The tentacles on the ceiling gave a glad cry, which echoed in the hall and made some flinch, but most smile. The huge tentacle picked up the smaller version, and lifted it to the ceiling. The tentacled creature that I had no name for clung to the larger tentacle and made small happy sounds.

Sholto turned a tearstained face to me. "She has been alone so very long. The Goddess does still love us."

I put an arm around him, a hand on Mistral. "The Goddess loves us all, Sholto."
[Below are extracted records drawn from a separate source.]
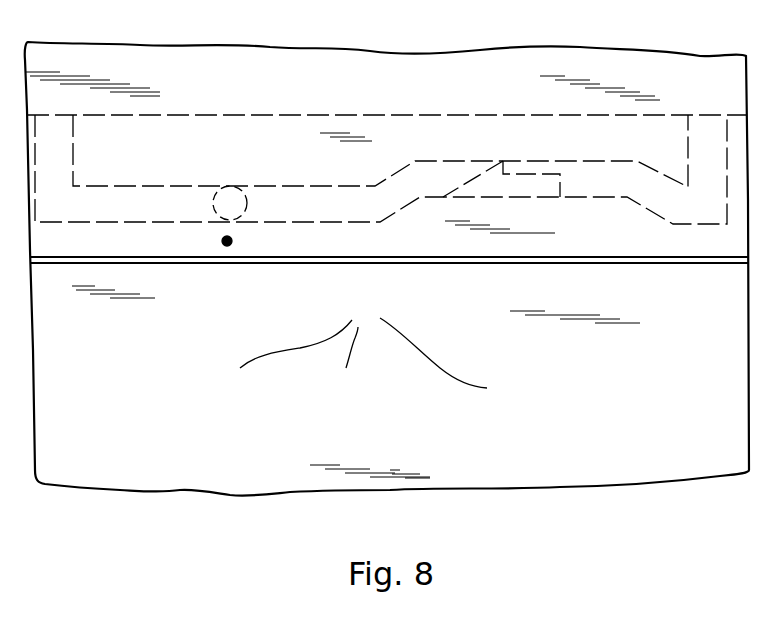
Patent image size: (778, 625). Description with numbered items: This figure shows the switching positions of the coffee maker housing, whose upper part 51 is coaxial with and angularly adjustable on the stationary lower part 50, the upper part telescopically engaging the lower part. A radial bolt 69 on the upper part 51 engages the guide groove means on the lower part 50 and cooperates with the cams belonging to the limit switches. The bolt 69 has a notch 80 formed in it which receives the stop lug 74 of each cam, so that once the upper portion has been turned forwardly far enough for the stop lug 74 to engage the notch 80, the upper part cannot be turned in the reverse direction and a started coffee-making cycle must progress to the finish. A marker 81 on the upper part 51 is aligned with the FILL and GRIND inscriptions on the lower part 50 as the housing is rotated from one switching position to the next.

The lower part 50 is at (117, 485).
The upper part 51 is at (192, 60).
The bolt 69 is at (233, 187).
The stop lug 74 is at (205, 221).
The notch 80 is at (248, 206).
The marker 81 is at (232, 241).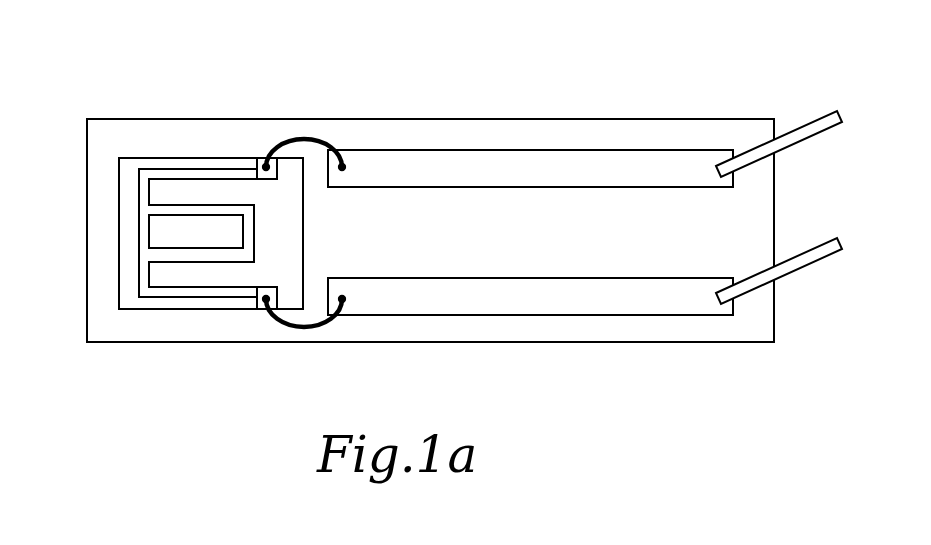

"The Queen has been the face of the Goddess for so long, Meredith, and she has no love of anyone."

In my head, I thought, "She loves Cel, her son." Out loud I said only, "I love."

He kissed me on the forehead, ever so gently. "I'd forgotten what it was to be loved."

I did the only thing I could. I went up on tiptoe and kissed him. "I will remind you." I gave him all that he needed to see in my face as I gazed up at him, but part of me was wondering where the healer was. I was going to be queen, and that meant that no one person was so dear as all of them. I was having one of those moments now. I was happy that Sholto was happy, and happier for his people and the return of so much, but I wanted Mistral to live. Where was the healer while the miracles of the Goddess were happening?

The nightflyers poured back from the far tunnel. "They will have the healer with them," Sholto said, as if he'd read my doubts in my face. There was a sadness around the edges of his happiness. He knew that he would never be my one and only. I was queen, and even more than most, my loyalties were divided among my people.